Six Key Insights About Getting Value from AMI Data
As AMI rolls out, how do utilities find operational insights in a surging river of data?
This was the key question in one exciting session at the GridFWD 2018 conference held last October in Vancouver. The conference featured plenary talks from BC Hydro and Portland General Electric, as well as an Efficient Grid Operations track comprising four deep dive sessions with expert practitioners.
One particular session, Getting Deep Value with Advanced Metering Data Sets, unveiled timely insights into the state and promise of utility analytics. Representatives from Avista, BC Hydro, Itron, Sensus and Trove Analytics, had a wide-ranging discussion on the state of AMI data analytics in the region and across North America. The good news is that AMI deployments are progressing across the region. However, a big challenge now is what to do with all that metering data? The panel discussed emerging best practices about the promising models to maximize AMI investment value.

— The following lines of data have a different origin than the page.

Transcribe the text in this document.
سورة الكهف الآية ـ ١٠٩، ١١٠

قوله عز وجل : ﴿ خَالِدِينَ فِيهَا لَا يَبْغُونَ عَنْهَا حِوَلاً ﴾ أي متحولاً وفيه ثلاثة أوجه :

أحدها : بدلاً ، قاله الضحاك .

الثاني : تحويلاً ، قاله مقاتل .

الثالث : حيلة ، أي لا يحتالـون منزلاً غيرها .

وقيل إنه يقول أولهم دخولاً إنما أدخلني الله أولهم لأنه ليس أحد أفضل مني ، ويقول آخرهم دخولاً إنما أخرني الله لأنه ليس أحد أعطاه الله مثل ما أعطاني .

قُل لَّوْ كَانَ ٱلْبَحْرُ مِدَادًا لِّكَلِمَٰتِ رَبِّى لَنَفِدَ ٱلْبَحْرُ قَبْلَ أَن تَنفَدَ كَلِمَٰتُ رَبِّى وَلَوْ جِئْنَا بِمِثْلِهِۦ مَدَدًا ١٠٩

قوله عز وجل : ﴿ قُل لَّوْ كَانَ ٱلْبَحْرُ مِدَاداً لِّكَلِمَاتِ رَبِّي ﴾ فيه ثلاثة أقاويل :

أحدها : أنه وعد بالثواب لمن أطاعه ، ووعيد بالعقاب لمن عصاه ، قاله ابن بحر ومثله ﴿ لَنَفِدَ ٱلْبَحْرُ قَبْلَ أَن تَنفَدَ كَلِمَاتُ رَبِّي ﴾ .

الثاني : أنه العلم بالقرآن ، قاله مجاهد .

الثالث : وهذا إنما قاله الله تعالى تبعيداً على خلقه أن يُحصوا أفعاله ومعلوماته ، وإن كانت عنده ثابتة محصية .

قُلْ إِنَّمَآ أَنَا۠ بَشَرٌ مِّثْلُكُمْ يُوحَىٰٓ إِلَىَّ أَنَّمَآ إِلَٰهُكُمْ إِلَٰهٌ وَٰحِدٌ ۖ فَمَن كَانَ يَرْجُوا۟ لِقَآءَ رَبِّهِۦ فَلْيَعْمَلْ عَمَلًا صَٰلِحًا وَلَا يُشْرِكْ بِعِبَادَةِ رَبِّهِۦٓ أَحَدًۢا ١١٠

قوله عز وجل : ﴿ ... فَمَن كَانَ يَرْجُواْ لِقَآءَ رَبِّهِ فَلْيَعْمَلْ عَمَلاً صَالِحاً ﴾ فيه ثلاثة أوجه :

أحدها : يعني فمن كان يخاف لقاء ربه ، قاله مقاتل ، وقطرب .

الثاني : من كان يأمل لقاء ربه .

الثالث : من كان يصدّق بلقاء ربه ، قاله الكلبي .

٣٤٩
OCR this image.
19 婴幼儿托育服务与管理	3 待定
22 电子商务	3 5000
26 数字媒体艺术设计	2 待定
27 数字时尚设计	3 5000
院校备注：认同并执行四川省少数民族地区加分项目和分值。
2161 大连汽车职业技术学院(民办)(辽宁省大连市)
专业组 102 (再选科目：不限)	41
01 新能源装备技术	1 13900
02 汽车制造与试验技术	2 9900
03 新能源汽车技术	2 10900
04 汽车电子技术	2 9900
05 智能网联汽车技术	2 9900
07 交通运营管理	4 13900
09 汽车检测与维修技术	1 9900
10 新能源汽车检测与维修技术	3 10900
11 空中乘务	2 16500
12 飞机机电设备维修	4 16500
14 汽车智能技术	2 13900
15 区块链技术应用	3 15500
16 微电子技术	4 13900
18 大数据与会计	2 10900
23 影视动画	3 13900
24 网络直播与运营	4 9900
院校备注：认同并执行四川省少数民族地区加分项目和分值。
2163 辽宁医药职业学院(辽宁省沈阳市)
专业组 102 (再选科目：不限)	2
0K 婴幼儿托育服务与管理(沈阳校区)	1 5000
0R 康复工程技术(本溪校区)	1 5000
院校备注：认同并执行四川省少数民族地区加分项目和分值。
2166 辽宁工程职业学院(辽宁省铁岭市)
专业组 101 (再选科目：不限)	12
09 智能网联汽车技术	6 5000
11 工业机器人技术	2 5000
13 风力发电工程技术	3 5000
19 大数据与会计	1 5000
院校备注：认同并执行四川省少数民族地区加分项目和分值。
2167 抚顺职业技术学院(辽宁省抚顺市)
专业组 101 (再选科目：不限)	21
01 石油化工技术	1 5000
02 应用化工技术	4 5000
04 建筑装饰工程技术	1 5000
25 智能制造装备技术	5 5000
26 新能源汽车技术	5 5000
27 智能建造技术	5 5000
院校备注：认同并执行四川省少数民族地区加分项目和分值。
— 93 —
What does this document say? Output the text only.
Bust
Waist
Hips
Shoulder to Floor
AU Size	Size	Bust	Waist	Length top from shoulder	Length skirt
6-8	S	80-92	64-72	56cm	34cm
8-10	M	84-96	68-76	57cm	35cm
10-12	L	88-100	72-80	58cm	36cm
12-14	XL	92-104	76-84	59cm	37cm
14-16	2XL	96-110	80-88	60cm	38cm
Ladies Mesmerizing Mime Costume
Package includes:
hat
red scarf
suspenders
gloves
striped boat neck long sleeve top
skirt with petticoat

Ajay Kumar, keynote speaker and Director of Lines Asset Planning at BC Hydro, set the stage by presenting details from years of experience with deployed AMI, including:
- Reduced major storm impacts
- Over 450k customer interruptions avoided in 2016 and 2017
- More accurate billing
- Operational improvements
- Cost savings from reductions in manual meter reads, non-technical losses, bad debt and avoided truck rolls
How can other utilities find these and other benefits in their rapidly growing AMI databases? Here are six insights we noted from the panel session:
1) Ask the end user. It is absolutely critical, when defining use cases for AMI data, to work with the ultimate user of the data analysis to understand what is valuable and actionable. For example, work with Operations to define an actionable problem, and then to work with them to understand how to integrate it so it becomes business-as-usual. Sometimes this means you have to solve a slightly easier problem (not as cutting edge from an analytical perspective) because that’s what Operations can absorb. Another way to look at this: Taking a bottom-up approach to defining use cases can be much more useful than taking a top-down platform approach.
2) Think in terms of a hierarchy of use cases, with increasing complexity. It should include these cases in particular:
- Diagnostic Analytics of revenue protection, phase mapping and meter to transformer connectivity
- Customer Focused Insights including nested outage identification, feeder-level time of use, advanced resource planning and advanced short term load forecasting for distribution
- Predictive Insights for predictive asset failure and future outage detection/prediction
3) However, data resolution may be a gating factor. Utilities are still trying to figure out if 15-minute data is the real goal, or if higher resolution data is worth the cost and effort—for example, to sell to home appliance manufacturers. Older business cases for AMI never envisioned such uses.
4) Business cases improve as metering technology improves. Some earlier meter hardware and systems are only capable of doing integer reads, and voltage readings once a day, which of course limits what you can do with the data.
AMI data can be messy and no one’s data is perfect, but even with that every utility in the room already has the data to be 20% to 30% more efficient on many identified use cases.” – Tom Martin of Trove and formerly PG&E
5) Consider a combination of edge and centralized capabilities. AMI vendors are now incorporating much more processing power in the meters themselves, and in other edge devices. So some utilities are evolving their strategies to push capabilities out to the edge. However, there is integration of AMI data and other systems can still be challenge.
6) The bottom line is you want to go with simplest way to achieve value. For example, getting data on what phase meters are on helps validate connectivity model is of immense value. This brings us back to the first insight: what strategy will benefit the end user of the data, and chose the simplest approach to achieving that.
Looking forward, there are architectural decisions to be made about the architecture and use of edge technology. The utilities on the panel agreed there are still many unknowns about where the biggest value lies in AMI data. But, operational benefits are already being broadly gained, and many use-cases show promise for additional grid efficiency.